Si par le don d’organes, une personne peut sauver jusqu’à huit vies, affirmer clairement son choix au préalable peut aussi être une source de réconfort pour les patients qui attendent.

«Ce n’est pas facile parce qu’on sait pertinemment que quelqu’un devra mourir pour pouvoir survivre», reconnaît d’emblée Gaston Martin qui se souvient très bien des dix dernières semaines passées aux soins intensifs. Une attente qui a pris fin subitement lorsque le médecin est entré dans sa chambre à l’Institut de cardiologie de Montréal pour lui annoncer: «M. Martin, c’est à votre tour».

«À partir de là, je suis descendu au bloc opératoire. La chirurgie comme telle n’a pas duré tellement longtemps, à peine deux heures, et quatre jours plus tard, j’étais sur un vélo stationnaire.»

À ce moment-là, Gaston Martin avait 53 ans. Il avait déjà subi un infarctus à l’âge de 38 ans en jouant au hockey et un autre à 46 ans en jouant au tennis.

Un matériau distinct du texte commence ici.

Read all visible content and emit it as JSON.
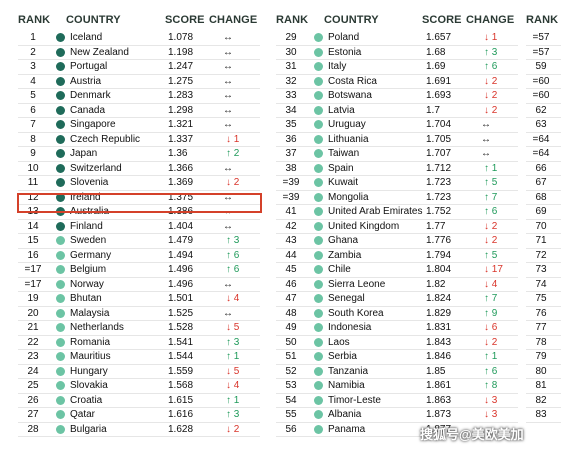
{
  "headers": {
    "rank": "RANK",
    "country": "COUNTRY",
    "score": "SCORE",
    "change": "CHANGE"
  },
  "colors": {
    "dark_dot": "#1f6b5a",
    "light_dot": "#6cc4a4",
    "up": "#1f9a5a",
    "down": "#d9352b",
    "highlight": "#d4412a"
  },
  "left_table": [
    {
      "rank": "1",
      "country": "Iceland",
      "score": "1.078",
      "change": "↔",
      "dir": "same",
      "dot": "dark"
    },
    {
      "rank": "2",
      "country": "New Zealand",
      "score": "1.198",
      "change": "↔",
      "dir": "same",
      "dot": "dark"
    },
    {
      "rank": "3",
      "country": "Portugal",
      "score": "1.247",
      "change": "↔",
      "dir": "same",
      "dot": "dark"
    },
    {
      "rank": "4",
      "country": "Austria",
      "score": "1.275",
      "change": "↔",
      "dir": "same",
      "dot": "dark"
    },
    {
      "rank": "5",
      "country": "Denmark",
      "score": "1.283",
      "change": "↔",
      "dir": "same",
      "dot": "dark"
    },
    {
      "rank": "6",
      "country": "Canada",
      "score": "1.298",
      "change": "↔",
      "dir": "same",
      "dot": "dark"
    },
    {
      "rank": "7",
      "country": "Singapore",
      "score": "1.321",
      "change": "↔",
      "dir": "same",
      "dot": "dark"
    },
    {
      "rank": "8",
      "country": "Czech Republic",
      "score": "1.337",
      "change": "↓ 1",
      "dir": "down",
      "dot": "dark"
    },
    {
      "rank": "9",
      "country": "Japan",
      "score": "1.36",
      "change": "↑ 2",
      "dir": "up",
      "dot": "dark"
    },
    {
      "rank": "10",
      "country": "Switzerland",
      "score": "1.366",
      "change": "↔",
      "dir": "same",
      "dot": "dark"
    },
    {
      "rank": "11",
      "country": "Slovenia",
      "score": "1.369",
      "change": "↓ 2",
      "dir": "down",
      "dot": "dark"
    },
    {
      "rank": "12",
      "country": "Ireland",
      "score": "1.375",
      "change": "↔",
      "dir": "same",
      "dot": "dark"
    },
    {
      "rank": "13",
      "country": "Australia",
      "score": "1.386",
      "change": "↔",
      "dir": "same",
      "dot": "dark"
    },
    {
      "rank": "14",
      "country": "Finland",
      "score": "1.404",
      "change": "↔",
      "dir": "same",
      "dot": "dark"
    },
    {
      "rank": "15",
      "country": "Sweden",
      "score": "1.479",
      "change": "↑ 3",
      "dir": "up",
      "dot": "light"
    },
    {
      "rank": "16",
      "country": "Germany",
      "score": "1.494",
      "change": "↑ 6",
      "dir": "up",
      "dot": "light"
    },
    {
      "rank": "=17",
      "country": "Belgium",
      "score": "1.496",
      "change": "↑ 6",
      "dir": "up",
      "dot": "light"
    },
    {
      "rank": "=17",
      "country": "Norway",
      "score": "1.496",
      "change": "↔",
      "dir": "same",
      "dot": "light"
    },
    {
      "rank": "19",
      "country": "Bhutan",
      "score": "1.501",
      "change": "↓ 4",
      "dir": "down",
      "dot": "light"
    },
    {
      "rank": "20",
      "country": "Malaysia",
      "score": "1.525",
      "change": "↔",
      "dir": "same",
      "dot": "light"
    },
    {
      "rank": "21",
      "country": "Netherlands",
      "score": "1.528",
      "change": "↓ 5",
      "dir": "down",
      "dot": "light"
    },
    {
      "rank": "22",
      "country": "Romania",
      "score": "1.541",
      "change": "↑ 3",
      "dir": "up",
      "dot": "light"
    },
    {
      "rank": "23",
      "country": "Mauritius",
      "score": "1.544",
      "change": "↑ 1",
      "dir": "up",
      "dot": "light"
    },
    {
      "rank": "24",
      "country": "Hungary",
      "score": "1.559",
      "change": "↓ 5",
      "dir": "down",
      "dot": "light"
    },
    {
      "rank": "25",
      "country": "Slovakia",
      "score": "1.568",
      "change": "↓ 4",
      "dir": "down",
      "dot": "light"
    },
    {
      "rank": "26",
      "country": "Croatia",
      "score": "1.615",
      "change": "↑ 1",
      "dir": "up",
      "dot": "light"
    },
    {
      "rank": "27",
      "country": "Qatar",
      "score": "1.616",
      "change": "↑ 3",
      "dir": "up",
      "dot": "light"
    },
    {
      "rank": "28",
      "country": "Bulgaria",
      "score": "1.628",
      "change": "↓ 2",
      "dir": "down",
      "dot": "light"
    }
  ],
  "right_table": [
    {
      "rank": "29",
      "country": "Poland",
      "score": "1.657",
      "change": "↓ 1",
      "dir": "down",
      "dot": "light"
    },
    {
      "rank": "30",
      "country": "Estonia",
      "score": "1.68",
      "change": "↑ 3",
      "dir": "up",
      "dot": "light"
    },
    {
      "rank": "31",
      "country": "Italy",
      "score": "1.69",
      "change": "↑ 6",
      "dir": "up",
      "dot": "light"
    },
    {
      "rank": "32",
      "country": "Costa Rica",
      "score": "1.691",
      "change": "↓ 2",
      "dir": "down",
      "dot": "light"
    },
    {
      "rank": "33",
      "country": "Botswana",
      "score": "1.693",
      "change": "↓ 2",
      "dir": "down",
      "dot": "light"
    },
    {
      "rank": "34",
      "country": "Latvia",
      "score": "1.7",
      "change": "↓ 2",
      "dir": "down",
      "dot": "light"
    },
    {
      "rank": "35",
      "country": "Uruguay",
      "score": "1.704",
      "change": "↔",
      "dir": "same",
      "dot": "light"
    },
    {
      "rank": "36",
      "country": "Lithuania",
      "score": "1.705",
      "change": "↔",
      "dir": "same",
      "dot": "light"
    },
    {
      "rank": "37",
      "country": "Taiwan",
      "score": "1.707",
      "change": "↔",
      "dir": "same",
      "dot": "light"
    },
    {
      "rank": "38",
      "country": "Spain",
      "score": "1.712",
      "change": "↑ 1",
      "dir": "up",
      "dot": "light"
    },
    {
      "rank": "=39",
      "country": "Kuwait",
      "score": "1.723",
      "change": "↑ 5",
      "dir": "up",
      "dot": "light"
    },
    {
      "rank": "=39",
      "country": "Mongolia",
      "score": "1.723",
      "change": "↑ 7",
      "dir": "up",
      "dot": "light"
    },
    {
      "rank": "41",
      "country": "United Arab Emirates",
      "score": "1.752",
      "change": "↑ 6",
      "dir": "up",
      "dot": "light"
    },
    {
      "rank": "42",
      "country": "United Kingdom",
      "score": "1.77",
      "change": "↓ 2",
      "dir": "down",
      "dot": "light"
    },
    {
      "rank": "43",
      "country": "Ghana",
      "score": "1.776",
      "change": "↓ 2",
      "dir": "down",
      "dot": "light"
    },
    {
      "rank": "44",
      "country": "Zambia",
      "score": "1.794",
      "change": "↑ 5",
      "dir": "up",
      "dot": "light"
    },
    {
      "rank": "45",
      "country": "Chile",
      "score": "1.804",
      "change": "↓ 17",
      "dir": "down",
      "dot": "light"
    },
    {
      "rank": "46",
      "country": "Sierra Leone",
      "score": "1.82",
      "change": "↓ 4",
      "dir": "down",
      "dot": "light"
    },
    {
      "rank": "47",
      "country": "Senegal",
      "score": "1.824",
      "change": "↑ 7",
      "dir": "up",
      "dot": "light"
    },
    {
      "rank": "48",
      "country": "South Korea",
      "score": "1.829",
      "change": "↑ 9",
      "dir": "up",
      "dot": "light"
    },
    {
      "rank": "49",
      "country": "Indonesia",
      "score": "1.831",
      "change": "↓ 6",
      "dir": "down",
      "dot": "light"
    },
    {
      "rank": "50",
      "country": "Laos",
      "score": "1.843",
      "change": "↓ 2",
      "dir": "down",
      "dot": "light"
    },
    {
      "rank": "51",
      "country": "Serbia",
      "score": "1.846",
      "change": "↑ 1",
      "dir": "up",
      "dot": "light"
    },
    {
      "rank": "52",
      "country": "Tanzania",
      "score": "1.85",
      "change": "↑ 6",
      "dir": "up",
      "dot": "light"
    },
    {
      "rank": "53",
      "country": "Namibia",
      "score": "1.861",
      "change": "↑ 8",
      "dir": "up",
      "dot": "light"
    },
    {
      "rank": "54",
      "country": "Timor-Leste",
      "score": "1.863",
      "change": "↓ 3",
      "dir": "down",
      "dot": "light"
    },
    {
      "rank": "55",
      "country": "Albania",
      "score": "1.873",
      "change": "↓ 3",
      "dir": "down",
      "dot": "light"
    },
    {
      "rank": "56",
      "country": "Panama",
      "score": "1.877",
      "change": "",
      "dir": "same",
      "dot": "light"
    }
  ],
  "partial_ranks": [
    "=57",
    "=57",
    "59",
    "=60",
    "=60",
    "62",
    "63",
    "=64",
    "=64",
    "66",
    "67",
    "68",
    "69",
    "70",
    "71",
    "72",
    "73",
    "74",
    "75",
    "76",
    "77",
    "78",
    "79",
    "80",
    "81",
    "82",
    "83"
  ],
  "watermark": "搜狐号@美欧美加"
}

Les problèmes de coeur étaient toutefois héréditaires dans la famille.

Depuis, cet amoureux du sport a repris ses activités et participé à plusieurs Jeux canadiens des greffés et Mondiaux.

Il faut dire que l’amour du sport lui a bien servi, notant du coup ce paradoxe.

«C’est assez bizarre à dire, mais il faut être en santé pour être un bon candidat pour la transplantation.»

Près de 500 personnes ont bénéficié d’une transplantation au Québec, l’an dernier, 497 pour être plus précis. Un don de vie grâce au cadeau ultime de 164 donneurs décédés et 46 donneurs vivants.

«Je n’ai pas eu trop de misère à m’adapter, raconte M. Martin. Il y a des effets secondaires aux médicaments, mais ça s’atténue avec le temps, et l’exercice atténue davantage les effets secondaires des médicaments.»

Si aujourd’hui, il partage à nouveau son histoire, chez Transplant Québec on insiste aussi pour que les citoyens fassent connaître leurs volontés, verbalement et par écrit.

«C’est justement pour aider la famille au moment du drame à se rappeler clairement qu’elles étaient les volontés de la personne qui vient de décéder, affirme Louis Beaulieu, et ça, quand c’est fait, il est très rare que la famille refuse.»